"And what of the jewels?" asked Geo. "When will you show us their power so that we may use them to penetrate the palace of Hama?"
"I will show you their power," said Argo, smiling. With one hand she held up the map over which she had spoken. With the other she tapped the white jewel with her pale fingernail. The map suddenly blackened at one edge, and then flared. Argo walked to a brazier and deposited the flaming paper. Then she turned again to Geo. "I can fog the brain of a single person, as I did with Snake; or I can bewilder a hundred men. As easily as I can fire a dried, worn map, I can raze a city."
"With those to help," smiled Geo, "I think we have a fair chance to reach this Hama, and return."
But the smile with which she answered his was strange, and then suddenly it was completely gone. "Do you think," she said, "that I would put such temptation in your hands? You might be captured, and if so, then the jewels would be in the hands of Aptor once more."
"But with them we would be so powerful...."
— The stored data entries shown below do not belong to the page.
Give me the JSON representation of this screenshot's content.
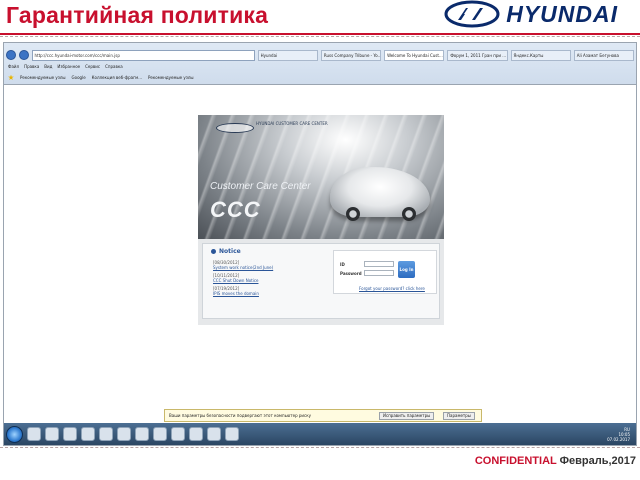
{
  "slide": {
    "title": "Гарантийная политика",
    "brand": "HYUNDAI",
    "confidential": "CONFIDENTIAL",
    "date": "Февраль,2017"
  },
  "browser": {
    "address": "http://ccc.hyundai-motor.com/ccc/main.jsp",
    "tabs": [
      "Hyundai",
      "Russ Company Tribune - Yo...",
      "Welcome To Hyundai Cust...",
      "Форум 1, 2011 Гран при ...",
      "Яндекс.Карты",
      "Ali Азамат Бегунова"
    ],
    "active_tab": 2,
    "menu": [
      "Файл",
      "Правка",
      "Вид",
      "Избранное",
      "Сервис",
      "Справка"
    ],
    "favorites": [
      "Рекомендуемые узлы",
      "Google",
      "Коллекция веб-фрагм...",
      "Рекомендуемые узлы"
    ]
  },
  "ccc": {
    "logo_text": "HYUNDAI\nCUSTOMER CARE CENTER",
    "subtitle": "Customer Care Center",
    "big": "CCC",
    "notice_title": "Notice",
    "notices": [
      {
        "date": "[08/30/2012]",
        "link": "System work notice(2nd June)"
      },
      {
        "date": "[10/11/2012]",
        "link": "CCC Shut Down Notice"
      },
      {
        "date": "[07/19/2012]",
        "link": "IPIS moves the domain"
      }
    ],
    "id_label": "ID",
    "pw_label": "Password",
    "login_btn": "Log In",
    "forgot": "Forgot your password? click here"
  },
  "infobar": {
    "text": "Ваши параметры безопасности подвергают этот компьютер риску",
    "btn1": "Исправить параметры",
    "btn2": "Параметры"
  },
  "taskbar": {
    "time": "10:05",
    "date": "07.02.2017",
    "lang": "RU"
  }
}
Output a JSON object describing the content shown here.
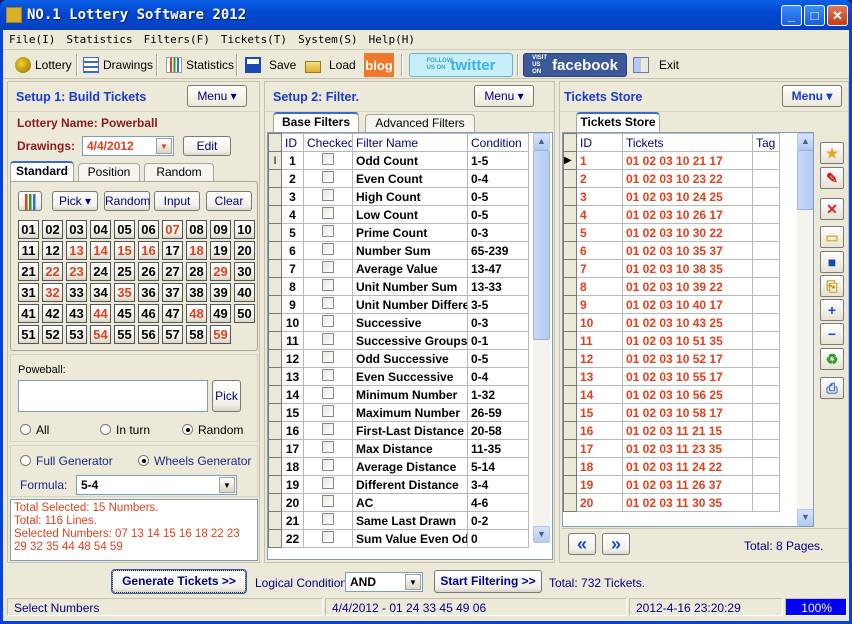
{
  "window": {
    "title": "NO.1 Lottery Software 2012",
    "buttons": {
      "minimize": "_",
      "maximize": "□",
      "close": "✕"
    }
  },
  "menu": [
    "File(I)",
    "Statistics",
    "Filters(F)",
    "Tickets(T)",
    "System(S)",
    "Help(H)"
  ],
  "toolbar": {
    "lottery": "Lottery",
    "drawings": "Drawings",
    "statistics": "Statistics",
    "save": "Save",
    "load": "Load",
    "blog": "blog",
    "twitter_small": "FOLLOW US ON",
    "twitter": "twitter",
    "facebook_small": "VISIT US ON",
    "facebook": "facebook",
    "exit": "Exit"
  },
  "setup1": {
    "title": "Setup 1: Build  Tickets",
    "menu_label": "Menu ▾",
    "lottery_label": "Lottery  Name: Powerball",
    "drawings_label": "Drawings:",
    "drawings_value": "4/4/2012",
    "edit_label": "Edit",
    "tabs": [
      "Standard",
      "Position",
      "Random"
    ],
    "actions": {
      "pick": "Pick ▾",
      "random": "Random",
      "input": "Input",
      "clear": "Clear"
    },
    "numbers": [
      "01",
      "02",
      "03",
      "04",
      "05",
      "06",
      "07",
      "08",
      "09",
      "10",
      "11",
      "12",
      "13",
      "14",
      "15",
      "16",
      "17",
      "18",
      "19",
      "20",
      "21",
      "22",
      "23",
      "24",
      "25",
      "26",
      "27",
      "28",
      "29",
      "30",
      "31",
      "32",
      "33",
      "34",
      "35",
      "36",
      "37",
      "38",
      "39",
      "40",
      "41",
      "42",
      "43",
      "44",
      "45",
      "46",
      "47",
      "48",
      "49",
      "50",
      "51",
      "52",
      "53",
      "54",
      "55",
      "56",
      "57",
      "58",
      "59"
    ],
    "selected": [
      "07",
      "13",
      "14",
      "15",
      "16",
      "18",
      "22",
      "23",
      "29",
      "32",
      "35",
      "44",
      "48",
      "54",
      "59"
    ],
    "powerball_label": "Poweball:",
    "powerball_value": "",
    "pick_label": "Pick",
    "pb_mode": [
      {
        "label": "All",
        "checked": false
      },
      {
        "label": "In turn",
        "checked": false
      },
      {
        "label": "Random",
        "checked": true
      }
    ],
    "generator": [
      {
        "label": "Full Generator",
        "checked": false
      },
      {
        "label": "Wheels Generator",
        "checked": true
      }
    ],
    "formula_label": "Formula:",
    "formula_value": "5-4",
    "summary": [
      "Total Selected: 15 Numbers.",
      "Total: 116 Lines.",
      "Selected Numbers: 07 13 14 15 16 18 22 23 29 32 35 44 48 54 59"
    ]
  },
  "setup2": {
    "title": "Setup 2: Filter.",
    "menu_label": "Menu ▾",
    "tabs": [
      "Base Filters",
      "Advanced Filters"
    ],
    "columns": [
      "ID",
      "Checked",
      "Filter Name",
      "Condition"
    ],
    "rows": [
      {
        "id": "1",
        "checked": false,
        "name": "Odd Count",
        "cond": "1-5"
      },
      {
        "id": "2",
        "checked": false,
        "name": "Even Count",
        "cond": "0-4"
      },
      {
        "id": "3",
        "checked": false,
        "name": "High Count",
        "cond": "0-5"
      },
      {
        "id": "4",
        "checked": false,
        "name": "Low Count",
        "cond": "0-5"
      },
      {
        "id": "5",
        "checked": false,
        "name": "Prime Count",
        "cond": "0-3"
      },
      {
        "id": "6",
        "checked": false,
        "name": "Number Sum",
        "cond": "65-239"
      },
      {
        "id": "7",
        "checked": false,
        "name": "Average Value",
        "cond": "13-47"
      },
      {
        "id": "8",
        "checked": false,
        "name": "Unit Number Sum",
        "cond": "13-33"
      },
      {
        "id": "9",
        "checked": false,
        "name": "Unit Number Differe",
        "cond": "3-5"
      },
      {
        "id": "10",
        "checked": false,
        "name": "Successive",
        "cond": "0-3"
      },
      {
        "id": "11",
        "checked": false,
        "name": "Successive Groups",
        "cond": "0-1"
      },
      {
        "id": "12",
        "checked": false,
        "name": "Odd Successive",
        "cond": "0-5"
      },
      {
        "id": "13",
        "checked": false,
        "name": "Even Successive",
        "cond": "0-4"
      },
      {
        "id": "14",
        "checked": false,
        "name": "Minimum Number",
        "cond": "1-32"
      },
      {
        "id": "15",
        "checked": false,
        "name": "Maximum Number",
        "cond": "26-59"
      },
      {
        "id": "16",
        "checked": false,
        "name": "First-Last Distance",
        "cond": "20-58"
      },
      {
        "id": "17",
        "checked": false,
        "name": "Max Distance",
        "cond": "11-35"
      },
      {
        "id": "18",
        "checked": false,
        "name": "Average Distance",
        "cond": "5-14"
      },
      {
        "id": "19",
        "checked": false,
        "name": "Different Distance",
        "cond": "3-4"
      },
      {
        "id": "20",
        "checked": false,
        "name": "AC",
        "cond": "4-6"
      },
      {
        "id": "21",
        "checked": false,
        "name": "Same Last Drawn",
        "cond": "0-2"
      },
      {
        "id": "22",
        "checked": false,
        "name": "Sum Value Even Od",
        "cond": "0"
      }
    ]
  },
  "store": {
    "title": "Tickets Store",
    "menu_label": "Menu ▾",
    "tab": "Tickets Store",
    "columns": [
      "ID",
      "Tickets",
      "Tag"
    ],
    "rows": [
      {
        "id": "1",
        "ticket": "01 02 03 10 21 17",
        "tag": ""
      },
      {
        "id": "2",
        "ticket": "01 02 03 10 23 22",
        "tag": ""
      },
      {
        "id": "3",
        "ticket": "01 02 03 10 24 25",
        "tag": ""
      },
      {
        "id": "4",
        "ticket": "01 02 03 10 26 17",
        "tag": ""
      },
      {
        "id": "5",
        "ticket": "01 02 03 10 30 22",
        "tag": ""
      },
      {
        "id": "6",
        "ticket": "01 02 03 10 35 37",
        "tag": ""
      },
      {
        "id": "7",
        "ticket": "01 02 03 10 38 35",
        "tag": ""
      },
      {
        "id": "8",
        "ticket": "01 02 03 10 39 22",
        "tag": ""
      },
      {
        "id": "9",
        "ticket": "01 02 03 10 40 17",
        "tag": ""
      },
      {
        "id": "10",
        "ticket": "01 02 03 10 43 25",
        "tag": ""
      },
      {
        "id": "11",
        "ticket": "01 02 03 10 51 35",
        "tag": ""
      },
      {
        "id": "12",
        "ticket": "01 02 03 10 52 17",
        "tag": ""
      },
      {
        "id": "13",
        "ticket": "01 02 03 10 55 17",
        "tag": ""
      },
      {
        "id": "14",
        "ticket": "01 02 03 10 56 25",
        "tag": ""
      },
      {
        "id": "15",
        "ticket": "01 02 03 10 58 17",
        "tag": ""
      },
      {
        "id": "16",
        "ticket": "01 02 03 11 21 15",
        "tag": ""
      },
      {
        "id": "17",
        "ticket": "01 02 03 11 23 35",
        "tag": ""
      },
      {
        "id": "18",
        "ticket": "01 02 03 11 24 22",
        "tag": ""
      },
      {
        "id": "19",
        "ticket": "01 02 03 11 26 37",
        "tag": ""
      },
      {
        "id": "20",
        "ticket": "01 02 03 11 30 35",
        "tag": ""
      }
    ],
    "side_icons": [
      "star-folder-icon",
      "clean-brush-icon",
      "delete-icon",
      "open-folder-icon",
      "save-icon",
      "copy-icon",
      "add-icon",
      "remove-icon",
      "recycle-icon",
      "print-icon"
    ],
    "prev_label": "«",
    "next_label": "»",
    "pages_label": "Total: 8 Pages."
  },
  "bottom": {
    "generate_label": "Generate Tickets >>",
    "logic_label": "Logical Condition:",
    "logic_value": "AND",
    "filter_label": "Start Filtering >>",
    "total_label": "Total: 732 Tickets."
  },
  "statusbar": {
    "hint": "Select Numbers",
    "last_draw": "4/4/2012 - 01 24 33 45 49 06",
    "datetime": "2012-4-16 23:20:29",
    "progress_text": "100%",
    "progress": 1.0
  },
  "colors": {
    "accent": "#1a3ad6",
    "selected": "#e0401c",
    "title_red": "#8b1a1a",
    "progress": "#0000ff"
  }
}
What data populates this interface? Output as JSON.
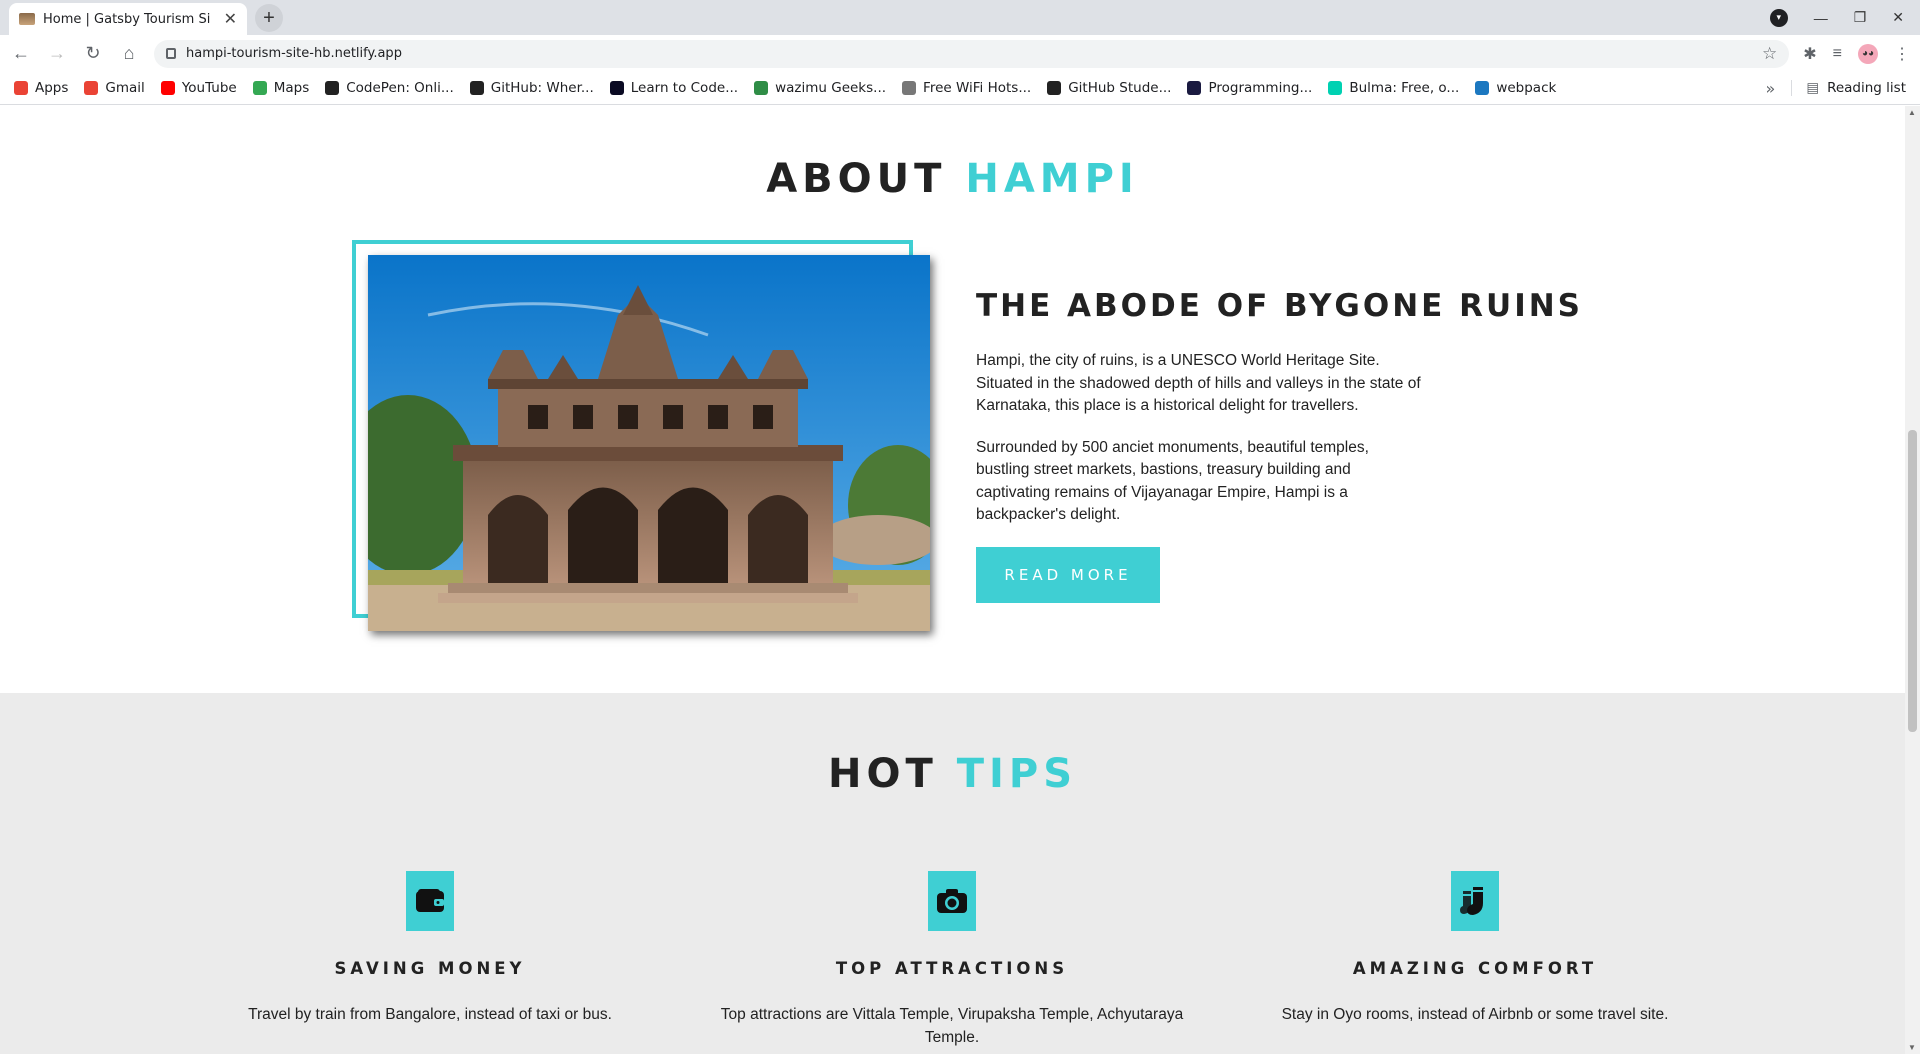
{
  "browser": {
    "tab_title": "Home | Gatsby Tourism Si",
    "url": "hampi-tourism-site-hb.netlify.app",
    "bookmarks": [
      {
        "label": "Apps",
        "icon": "apps-grid-icon",
        "color": "#ea4335"
      },
      {
        "label": "Gmail",
        "icon": "gmail-icon",
        "color": "#ea4335"
      },
      {
        "label": "YouTube",
        "icon": "youtube-icon",
        "color": "#ff0000"
      },
      {
        "label": "Maps",
        "icon": "maps-pin-icon",
        "color": "#34a853"
      },
      {
        "label": "CodePen: Onli...",
        "icon": "codepen-icon",
        "color": "#222222"
      },
      {
        "label": "GitHub: Wher...",
        "icon": "github-icon",
        "color": "#222222"
      },
      {
        "label": "Learn to Code...",
        "icon": "fcc-icon",
        "color": "#0a0a23"
      },
      {
        "label": "wazimu Geeks...",
        "icon": "geeks-icon",
        "color": "#2f8d46"
      },
      {
        "label": "Free WiFi Hots...",
        "icon": "globe-icon",
        "color": "#777777"
      },
      {
        "label": "GitHub Stude...",
        "icon": "github-icon",
        "color": "#222222"
      },
      {
        "label": "Programming...",
        "icon": "hashnode-icon",
        "color": "#1a1a40"
      },
      {
        "label": "Bulma: Free, o...",
        "icon": "bulma-icon",
        "color": "#00d1b2"
      },
      {
        "label": "webpack",
        "icon": "webpack-icon",
        "color": "#1c78c0"
      }
    ],
    "reading_list": "Reading list",
    "overflow": "»"
  },
  "about": {
    "title_main": "ABOUT",
    "title_accent": "HAMPI",
    "heading": "THE ABODE OF BYGONE RUINS",
    "para1": "Hampi, the city of ruins, is a UNESCO World Heritage Site. Situated in the shadowed depth of hills and valleys in the state of Karnataka, this place is a historical delight for travellers.",
    "para2": "Surrounded by 500 anciet monuments, beautiful temples, bustling street markets, bastions, treasury building and captivating remains of Vijayanagar Empire, Hampi is a backpacker's delight.",
    "button": "READ MORE"
  },
  "tips": {
    "title_main": "HOT",
    "title_accent": "TIPS",
    "items": [
      {
        "icon": "wallet-icon",
        "title": "SAVING MONEY",
        "text": "Travel by train from Bangalore, instead of taxi or bus."
      },
      {
        "icon": "camera-icon",
        "title": "TOP ATTRACTIONS",
        "text": "Top attractions are Vittala Temple, Virupaksha Temple, Achyutaraya Temple."
      },
      {
        "icon": "socks-icon",
        "title": "AMAZING COMFORT",
        "text": "Stay in Oyo rooms, instead of Airbnb or some travel site."
      }
    ]
  },
  "colors": {
    "accent": "#3fcfd3",
    "tips_bg": "#ebebeb"
  }
}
"They have been captured once; we cannot take the chance that they be captured again. If you reach the palace, if you can steal the third jewel, if my sister is alive, and if you can rescue her, then she will know how to employ its power to manipulate your escape. However, if you and your friends do not accomplish all these things, the trip will be useless; and so perhaps death would be better than a return to watch the wrath of Argo in her dying struggle, for you would feel it more horribly than even the most malicious torture of Aptor's evil."
Geo did not speak.
"Why do you look so strangely?" asked Argo. "You have your poetry, your spells, your scholarship. Don't you believe in their power? Go back to your berth, and send the thief to me." The last words were a sharp order, and Geo turned from the room into the night's darkness.